ItmDocumentBuilder normalizes the same derived structure that parsed documents already expose, including qualifiedId, roots, parent and child links, incoming and outgoing relationship references, and implicit containment and ordering relationships. Existing documents can be loaded with ItmDocumentBuilder.fromDocument(document) and then updated with methods such as renameEntity(), moveEntity(), addRelationship(), and removeEntity().

The builder also exposes first-class authoring methods for document sections beyond the entity graph, including addViewpoint(), updateViewpoint(), addView(), updateView(), addOverlay(), and updateOverlay(). Those methods preserve the parser and serializer contract for viewpoint pipelines and parameters, view deltas and generated assets, and overlay attribute or relationship additions.

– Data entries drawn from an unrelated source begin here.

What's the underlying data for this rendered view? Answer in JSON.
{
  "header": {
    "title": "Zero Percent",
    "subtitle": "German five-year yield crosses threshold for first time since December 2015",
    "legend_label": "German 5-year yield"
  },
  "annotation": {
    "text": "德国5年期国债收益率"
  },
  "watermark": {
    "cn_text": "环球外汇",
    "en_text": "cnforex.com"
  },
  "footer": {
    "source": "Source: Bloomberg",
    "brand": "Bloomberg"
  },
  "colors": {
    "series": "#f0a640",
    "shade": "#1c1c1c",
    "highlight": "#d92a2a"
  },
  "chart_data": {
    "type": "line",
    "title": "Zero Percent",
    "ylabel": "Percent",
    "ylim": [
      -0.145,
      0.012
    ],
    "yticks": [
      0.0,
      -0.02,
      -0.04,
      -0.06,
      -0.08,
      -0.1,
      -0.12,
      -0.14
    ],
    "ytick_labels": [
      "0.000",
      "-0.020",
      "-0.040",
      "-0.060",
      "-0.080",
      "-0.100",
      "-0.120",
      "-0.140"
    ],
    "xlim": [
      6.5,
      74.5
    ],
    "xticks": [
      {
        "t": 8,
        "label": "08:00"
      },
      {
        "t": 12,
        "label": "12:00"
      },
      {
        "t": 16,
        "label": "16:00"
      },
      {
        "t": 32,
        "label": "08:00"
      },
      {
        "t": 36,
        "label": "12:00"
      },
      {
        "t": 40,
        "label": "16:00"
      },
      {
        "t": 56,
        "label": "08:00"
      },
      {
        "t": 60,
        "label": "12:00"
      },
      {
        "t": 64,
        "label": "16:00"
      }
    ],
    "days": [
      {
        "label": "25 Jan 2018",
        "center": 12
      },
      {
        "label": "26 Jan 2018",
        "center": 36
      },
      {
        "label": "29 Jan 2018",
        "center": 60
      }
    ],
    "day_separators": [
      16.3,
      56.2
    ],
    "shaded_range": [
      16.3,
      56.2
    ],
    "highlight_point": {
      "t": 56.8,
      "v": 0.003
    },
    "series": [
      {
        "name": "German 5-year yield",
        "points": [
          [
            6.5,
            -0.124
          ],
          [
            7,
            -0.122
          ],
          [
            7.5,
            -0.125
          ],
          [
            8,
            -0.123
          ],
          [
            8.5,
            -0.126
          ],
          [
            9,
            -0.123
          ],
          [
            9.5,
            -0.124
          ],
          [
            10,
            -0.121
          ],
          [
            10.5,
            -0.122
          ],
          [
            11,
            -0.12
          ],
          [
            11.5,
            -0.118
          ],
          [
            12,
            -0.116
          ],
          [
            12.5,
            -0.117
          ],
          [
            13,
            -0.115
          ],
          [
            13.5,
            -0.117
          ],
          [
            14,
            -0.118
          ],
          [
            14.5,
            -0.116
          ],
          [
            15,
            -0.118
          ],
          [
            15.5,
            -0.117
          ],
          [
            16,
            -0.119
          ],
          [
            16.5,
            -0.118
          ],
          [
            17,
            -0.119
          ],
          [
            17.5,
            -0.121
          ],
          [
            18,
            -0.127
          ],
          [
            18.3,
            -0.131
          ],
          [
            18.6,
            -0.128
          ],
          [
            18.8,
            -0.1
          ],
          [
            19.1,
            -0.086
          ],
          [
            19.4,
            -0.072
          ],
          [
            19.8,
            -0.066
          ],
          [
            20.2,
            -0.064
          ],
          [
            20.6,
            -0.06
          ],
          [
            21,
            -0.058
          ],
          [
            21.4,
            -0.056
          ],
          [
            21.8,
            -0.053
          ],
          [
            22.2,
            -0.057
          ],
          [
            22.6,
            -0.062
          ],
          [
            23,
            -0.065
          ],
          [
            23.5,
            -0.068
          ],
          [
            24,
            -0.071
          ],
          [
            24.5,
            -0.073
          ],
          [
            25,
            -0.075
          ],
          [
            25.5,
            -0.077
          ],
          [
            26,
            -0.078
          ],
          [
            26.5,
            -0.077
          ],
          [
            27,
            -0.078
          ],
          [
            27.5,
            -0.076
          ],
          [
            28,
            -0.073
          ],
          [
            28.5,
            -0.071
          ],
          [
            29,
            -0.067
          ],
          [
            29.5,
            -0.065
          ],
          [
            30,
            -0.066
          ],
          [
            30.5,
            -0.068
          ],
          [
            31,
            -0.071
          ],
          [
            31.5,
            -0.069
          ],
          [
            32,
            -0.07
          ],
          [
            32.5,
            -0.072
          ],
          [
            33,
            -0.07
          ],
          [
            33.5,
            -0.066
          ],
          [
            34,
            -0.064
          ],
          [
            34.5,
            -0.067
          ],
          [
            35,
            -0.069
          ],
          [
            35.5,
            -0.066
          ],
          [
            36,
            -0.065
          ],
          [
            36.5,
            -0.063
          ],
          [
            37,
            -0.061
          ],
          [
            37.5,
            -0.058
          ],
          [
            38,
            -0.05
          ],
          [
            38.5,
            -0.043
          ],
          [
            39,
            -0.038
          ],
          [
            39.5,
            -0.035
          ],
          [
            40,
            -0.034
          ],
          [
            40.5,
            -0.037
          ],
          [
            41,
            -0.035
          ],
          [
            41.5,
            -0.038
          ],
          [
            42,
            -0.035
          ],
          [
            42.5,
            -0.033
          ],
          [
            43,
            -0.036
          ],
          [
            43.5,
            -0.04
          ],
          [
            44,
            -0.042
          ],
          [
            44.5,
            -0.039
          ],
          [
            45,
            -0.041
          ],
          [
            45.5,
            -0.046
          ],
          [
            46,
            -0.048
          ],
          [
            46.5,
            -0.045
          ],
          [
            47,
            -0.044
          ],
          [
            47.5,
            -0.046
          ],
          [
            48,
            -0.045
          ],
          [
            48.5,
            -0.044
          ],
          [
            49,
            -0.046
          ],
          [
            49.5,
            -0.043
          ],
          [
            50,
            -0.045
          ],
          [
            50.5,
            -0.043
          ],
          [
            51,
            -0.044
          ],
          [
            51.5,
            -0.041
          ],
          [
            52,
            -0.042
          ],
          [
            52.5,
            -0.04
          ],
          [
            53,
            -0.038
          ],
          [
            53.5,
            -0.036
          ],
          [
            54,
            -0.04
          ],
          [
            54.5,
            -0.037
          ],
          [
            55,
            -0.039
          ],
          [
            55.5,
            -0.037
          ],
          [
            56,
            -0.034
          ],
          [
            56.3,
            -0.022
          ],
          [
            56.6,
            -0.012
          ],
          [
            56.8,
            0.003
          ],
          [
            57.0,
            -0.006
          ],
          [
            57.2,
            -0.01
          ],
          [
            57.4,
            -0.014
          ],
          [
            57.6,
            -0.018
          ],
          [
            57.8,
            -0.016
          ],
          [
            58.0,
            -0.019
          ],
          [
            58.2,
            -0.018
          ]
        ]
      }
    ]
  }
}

The same builder surface now covers the remaining top-level serializable sections as well: entity and relationship types, style rules, validation rules, repositories, includes, plugin requirements, packages, and package usage directives. That makes it possible to assemble an ITM document programmatically from scratch without dropping down to hand-built raw object literals for those sections.

For a larger set of checked programmatic authoring examples, see examples/complete/programmatic/README.md and the companion .itm outputs in that directory.

Parser example:

import { parseDocument } from "@textforge/itm";

const document = parseDocument(`
%metadata
{
	title: Example
	defaultNamespace: local
}

&order Order @creates:invoice
	&invoice Invoice
`);

Composition example:

import {
	composeDocument,
	parseDocument
} from "@textforge/itm";
import { createLocalFileIncludeProvider } from "@textforge/itm/node";

const parsed = parseDocument(sourceText, {
	uri: "C:/models/order-to-cash.itm"
});

const composed = await composeDocument(parsed, {
	includeProviders: [createLocalFileIncludeProvider()]
});

Bundled profile example:

import { composeText, createStdIncludeProvider } from "@textforge/itm";

const document = await composeText(`
%metadata
{
	defaultNamespace: local
}

%include std:profiles/bpmn20-basic-profile.itm

&order_process [bpmn::Process] Order handling
`, {
	includeProviders: [createStdIncludeProvider()]
});

Browser note:

  • @textforge/itm is the browser-safe main entry for parsing, resolving, serializing, composing with URL-based include providers, and programmatic document building.
  • @textforge/itm/node exposes the Node-only local file include provider. Import that subpath only in Node-based tools, CLIs, or servers.
  • createStdIncludeProvider() resolves bundled package assets and is intended for package or Node-based environments where the shipped profile files are available.

Current parser coverage includes:

  • entities, ids, tags, types, indentation, and generated containment or ordering links;
  • inline and block relationships;
  • Markdown descriptions;
  • inline and block attributes;
  • metadata, namespaces, includes, plugin requirements, styles, rules, views, and viewpoints.

Advanced directives are preserved in the directive list even when downstream semantic execution is not implemented yet.